Un examen global de lo que ocurre día a día en el país -corrupción, impunidad, asesinatos de líderes sociales y de policías, ataques terroristas contra la infraestructura del país, violencia en el interior de las familias, abuso sexual, feminicidios, incremento del micro tráfico, penetración de los narcos en escuelas y colegios, guerra sucia en las campañas políticas, inseguridad, delincuencia exacerbada, para mencionar apenas algunos de nuestros males-, nos permite reafirmar algo que desde hace tiempo hemos sostenido: todo eso muestra a las claras que en Colombia hay una verdadera crisis de valores y una creciente falta de respeto a los principios.
En efecto, aunque está probado que, por la misma condición humana y por muchas causas exógenas, es imposible alcanzar una sociedad libre del delito, la civilización, la educación, la cultura y el Derecho, así como las políticas estatales, deberían asegurar al menos unas condiciones mínimas de convivencia y de respeto entre los asociados.
Pero ello solamente es posible si se tienen claros los valores que profesa la comunidad; si la sociedad es regida por unos principios que propendan a la realización de esos valores; si, desde la más tierna infancia y a lo largo de las distintas etapas en el proceso educativo, sus integrantes son formados con miras a la convivencia pacífica.
El Estado Social de Derecho -que, según el artículo 2 de la Constitución, tiene entre sus finalidades las de promover la prosperidad general y garantizar la efectividad de los principios, derechos y deberes de los ciudadanos- está en la obligación de trazar unas políticas ordenadas a conseguir en realidad –más allá del discurso- la cristalización de esos propósitos.
En el plano jurídico, ya que esos valores y principios han sido estipulados por la Carta Política -desde su preámbulo y a lo largo de su articulado- y en teoría han sido aceptados por la sociedad, la actividad del Estado en su conjunto –Gobierno, legisladores, jueces y organismos de control-, con la colaboración muy eficaz de los padres de familia, los educadores y los medios de comunicación, debe estar orientada a la recuperación de tales conceptos y a su efectiva vigencia.
Al respecto, señaló la Corte Constitucional en la Sentencia T-06 del 5 de junio de 1992:
“La Constitución está concebida de tal manera que la parte orgánica de la misma solo adquiere sentido y razón de ser como aplicación y puesta en obra de los principios y de los derechos inscritos en la parte dogmática de la misma.
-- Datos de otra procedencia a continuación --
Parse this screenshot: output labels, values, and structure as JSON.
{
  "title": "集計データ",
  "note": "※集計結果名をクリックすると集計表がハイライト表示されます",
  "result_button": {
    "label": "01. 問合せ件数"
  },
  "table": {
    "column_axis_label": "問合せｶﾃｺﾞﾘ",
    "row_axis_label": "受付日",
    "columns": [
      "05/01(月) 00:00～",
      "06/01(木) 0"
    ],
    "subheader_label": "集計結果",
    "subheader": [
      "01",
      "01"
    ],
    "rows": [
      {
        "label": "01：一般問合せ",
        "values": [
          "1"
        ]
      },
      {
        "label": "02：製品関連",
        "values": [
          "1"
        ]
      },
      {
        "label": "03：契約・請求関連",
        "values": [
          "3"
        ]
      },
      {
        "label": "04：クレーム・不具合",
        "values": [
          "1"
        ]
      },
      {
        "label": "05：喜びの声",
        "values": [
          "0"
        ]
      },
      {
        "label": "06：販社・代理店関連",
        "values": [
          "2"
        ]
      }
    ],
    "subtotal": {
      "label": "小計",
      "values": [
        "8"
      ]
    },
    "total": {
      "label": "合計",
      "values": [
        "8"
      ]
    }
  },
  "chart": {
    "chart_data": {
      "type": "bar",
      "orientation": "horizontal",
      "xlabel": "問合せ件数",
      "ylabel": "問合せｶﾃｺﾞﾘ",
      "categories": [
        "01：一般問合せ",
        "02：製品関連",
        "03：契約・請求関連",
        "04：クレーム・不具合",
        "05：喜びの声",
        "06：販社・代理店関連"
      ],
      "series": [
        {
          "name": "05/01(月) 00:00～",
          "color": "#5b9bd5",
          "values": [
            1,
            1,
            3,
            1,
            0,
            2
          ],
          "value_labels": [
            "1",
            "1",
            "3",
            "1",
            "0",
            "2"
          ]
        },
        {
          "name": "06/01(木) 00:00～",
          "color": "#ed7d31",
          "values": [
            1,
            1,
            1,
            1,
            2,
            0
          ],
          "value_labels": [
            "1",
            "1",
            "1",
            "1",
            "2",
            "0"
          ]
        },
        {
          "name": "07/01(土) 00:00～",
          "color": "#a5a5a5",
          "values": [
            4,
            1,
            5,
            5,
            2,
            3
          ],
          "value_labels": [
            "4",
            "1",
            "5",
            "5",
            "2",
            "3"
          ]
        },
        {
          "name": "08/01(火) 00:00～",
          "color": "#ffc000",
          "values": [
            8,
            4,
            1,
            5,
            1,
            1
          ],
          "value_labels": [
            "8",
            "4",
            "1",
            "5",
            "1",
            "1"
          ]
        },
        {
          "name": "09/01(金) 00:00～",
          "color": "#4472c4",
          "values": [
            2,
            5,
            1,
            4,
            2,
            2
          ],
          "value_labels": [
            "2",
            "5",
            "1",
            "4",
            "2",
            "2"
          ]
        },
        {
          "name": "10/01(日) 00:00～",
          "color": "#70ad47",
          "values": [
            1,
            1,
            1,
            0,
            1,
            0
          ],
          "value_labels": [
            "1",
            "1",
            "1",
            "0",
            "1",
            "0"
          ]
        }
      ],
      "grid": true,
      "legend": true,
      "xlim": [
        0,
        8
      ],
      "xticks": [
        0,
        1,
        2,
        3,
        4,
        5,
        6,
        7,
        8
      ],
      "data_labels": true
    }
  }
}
La carta de derechos, la nacionalidad, la participación ciudadana, la estructura del Estado, las funciones de los poderes, los mecanismos de control, las elecciones, la organización territorial y los mecanismos de reforma, se comprenden y justifican como transmisión instrumental de los principios y valores constitucionales. No es posible, entonces, interpretar una institución o un procedimiento previsto por la Constitución por fuera de los contenidos materiales plasmados en los principios y derechos fundamentales”.
El dogma de la Constitución no se puede quedar en la formulación de los grandes objetivos de la sociedad, sino que debe traducirse en una labor permanente de sus líderes, enderezada a la búsqueda de las causas de la actual inversión de valores, al reconocimiento de los errores cometidos por la pasada y la actual generación, y a reconstruir, para las generaciones futuras, una axiología que facilite formas pacíficas de convivencia y crecimiento espiritual y material.